Part of the problem is that students and their families are not learning about "back-end" options until it is too late. Default rates are higher than necessary because many folks default before they have explored their repayment options, assuming they even knew they existed from their servicers, among others. And, deciding among the repayment options or shifting from one to another is complicated and while improving, the government does not exactly have a stellar record at explaining these options effectively to graduates/former students. Just getting their attention has been hard.

So, how does the new College Scorecard approach repayment? Badly. Repayment is not on the first page. On page two, it is absent too. When you click into a search, under the box labeled "Financial Aid and Debt," there are data labeled "Typical Monthly Loan Payment." That repayment amount is the "traditional" payments on a 10-year Stafford loan (as best as I can tell.)

Then, on the far right, there are three links, one labeled in all caps: "TYPES OF FINANCIAL AID." This leads to a link the FSA website. On far right top of that site is a hyperlink titled "How to Repay Your Loans."

The College Scorecard would have been a perfect way to link debt incurred with repayment options. Picture an image of debt and repayment getting married, or at least linked. But, instead, the Scorecard focuses on institutions with high earnings ten years post-graduation, as if saying, "See, you will be able to repay your debt." (And, the numbers used are certainly subject to challenge).

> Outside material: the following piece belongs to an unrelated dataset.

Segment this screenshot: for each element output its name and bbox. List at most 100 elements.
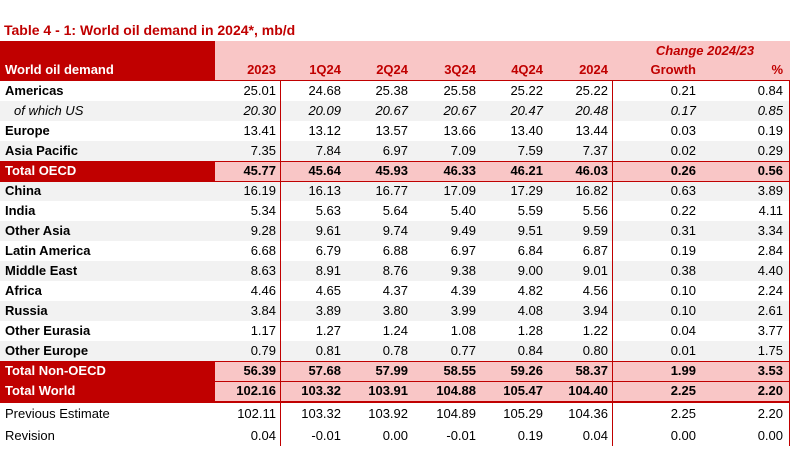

The point is this: We shouldn't separate the front end and back end conversations about the costs of education. It is time to link borrowing with repayment at the front end. Then, and only then, will we be able to truly look at college affordability. Only then will we see if repayment options are sufficiently pro-student that they will in reality ease the burdens. Only then will we see if we are enabling education to be available to all who seek it - rich and poor, first gen and legacy students, traditional and non-traditional students (also which is changing), diverse and non-diverse students. Only then can we lower default rates in meaningful ways.

Perhaps it is not too late to change the College Scorecard. It offers an opportunity to message. So far, those messages haven't been optimal. I hold out hope for change though. It is better than being cynical.